Falling demand for cider has exacerbated an issue of inefficient production in the province, which will force growers out of business, warned Adrian Barlow, chairman of the Bramley Campaign.

The Campaign was set up to promote the use of Bramley cooking apples. While 99% of cooking apples sold at retail are Bramleys, in processed food such as apple pies and sauces, etc, the figure is around 75%, because of the use of cheaper imported apples, such as Granny Smiths.

Overall, the UK grows around 100,000t/year of Bramleys.

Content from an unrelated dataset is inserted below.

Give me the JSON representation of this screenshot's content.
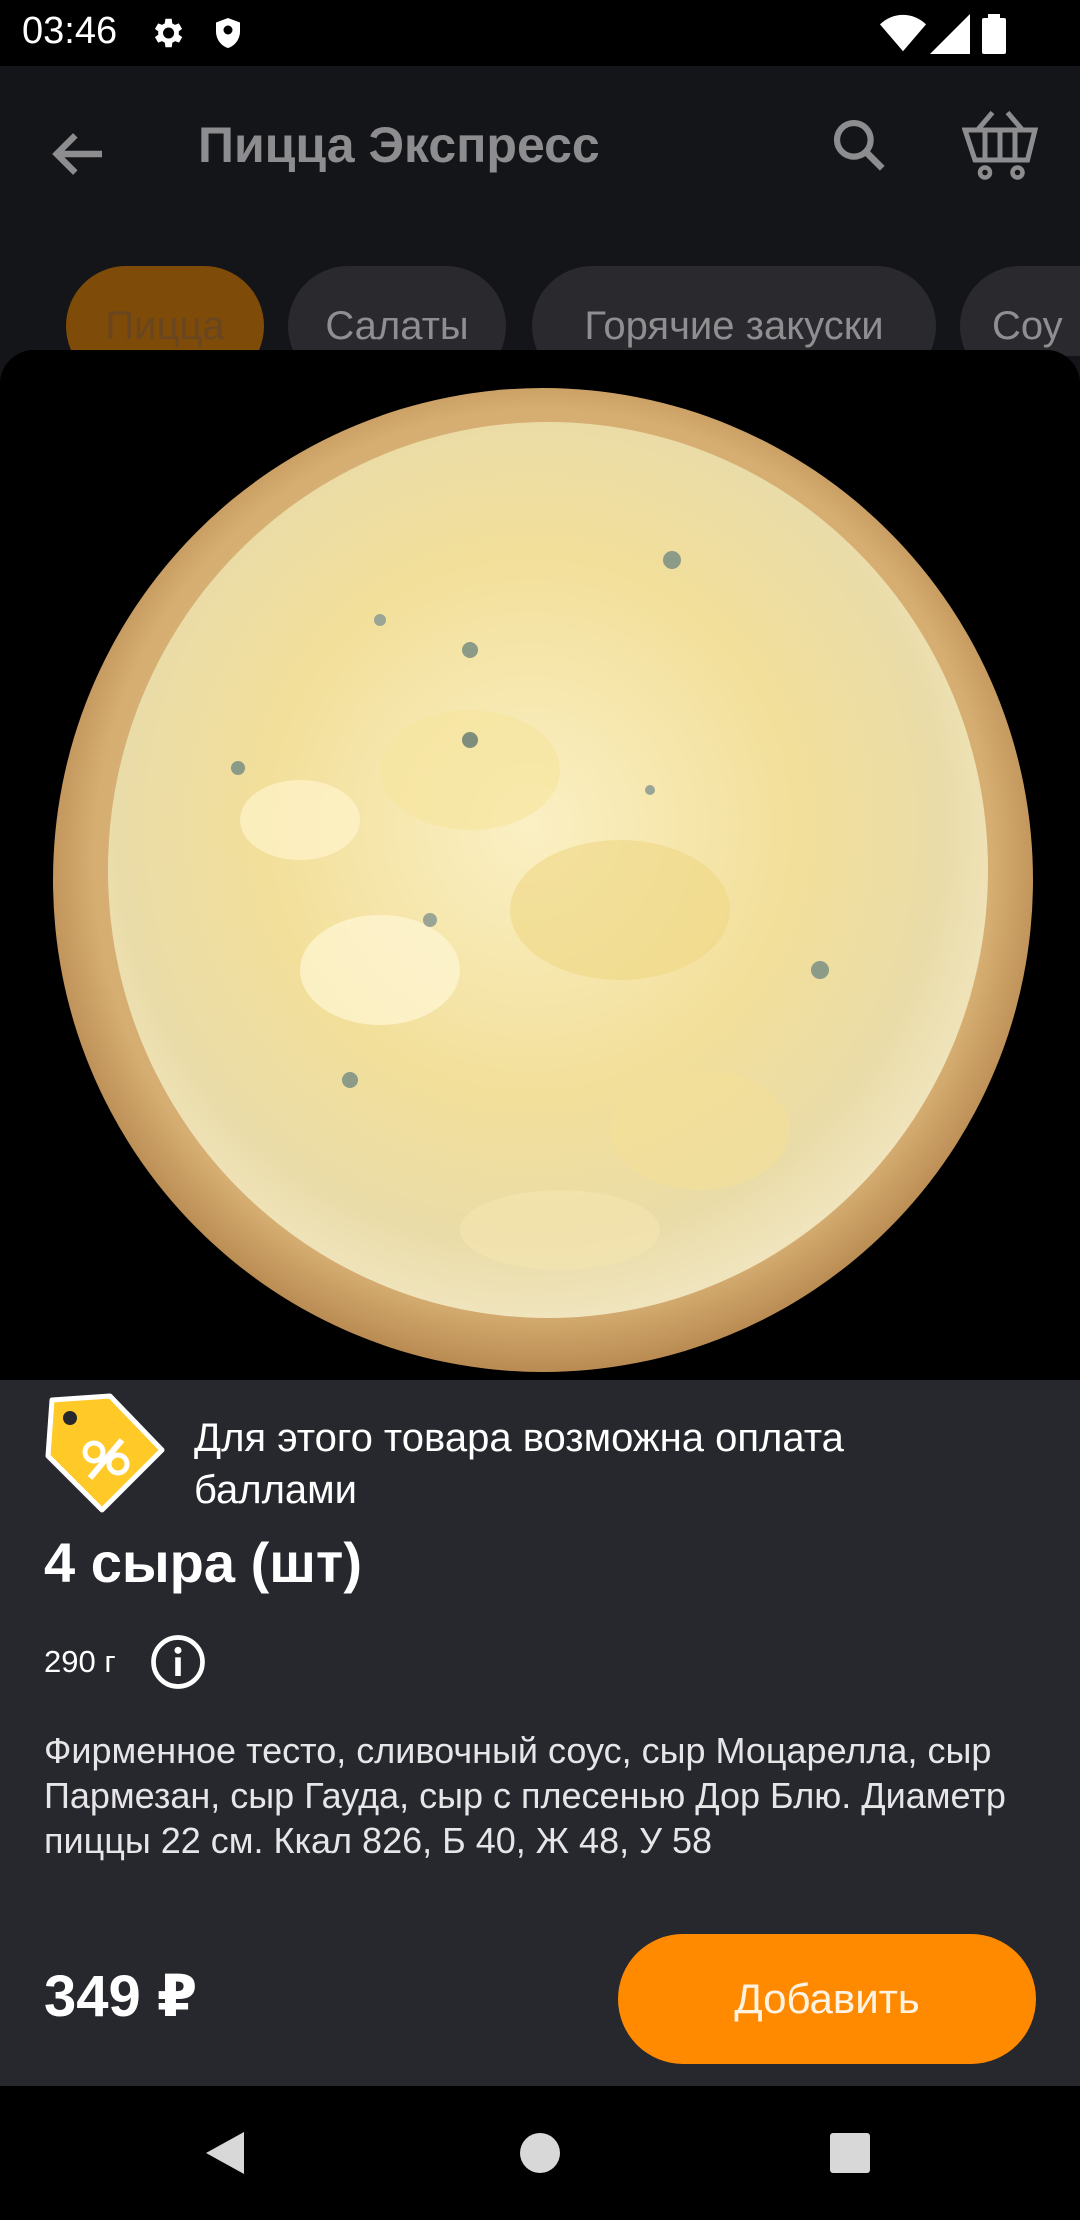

While efficient growers have outputs of around 70t/Ha of apples, most are at around 50t/Ha and the least efficient are only achieving 20t/Ha, reported Barlow.

Magners, which took around 20,000t of Bramleys at its peak, was now only taking around 5,000t a year, he claimed.

Traditionally, Northern Irish growers have produced Bramleys for processing rather than retail, said Barlow. "They are having a very hard time We will see big changes in the industry in Northern Ireland," he said. He added that some "are hanging on for grim death".

Elsewhere in the UK, grower numbers had fallen dramatically over the past 20 years, while those remaining had become more efficient. They had invested in new storage facilities and processing equipment to reduce the levels of preservatives and fungicides used, said Barlow.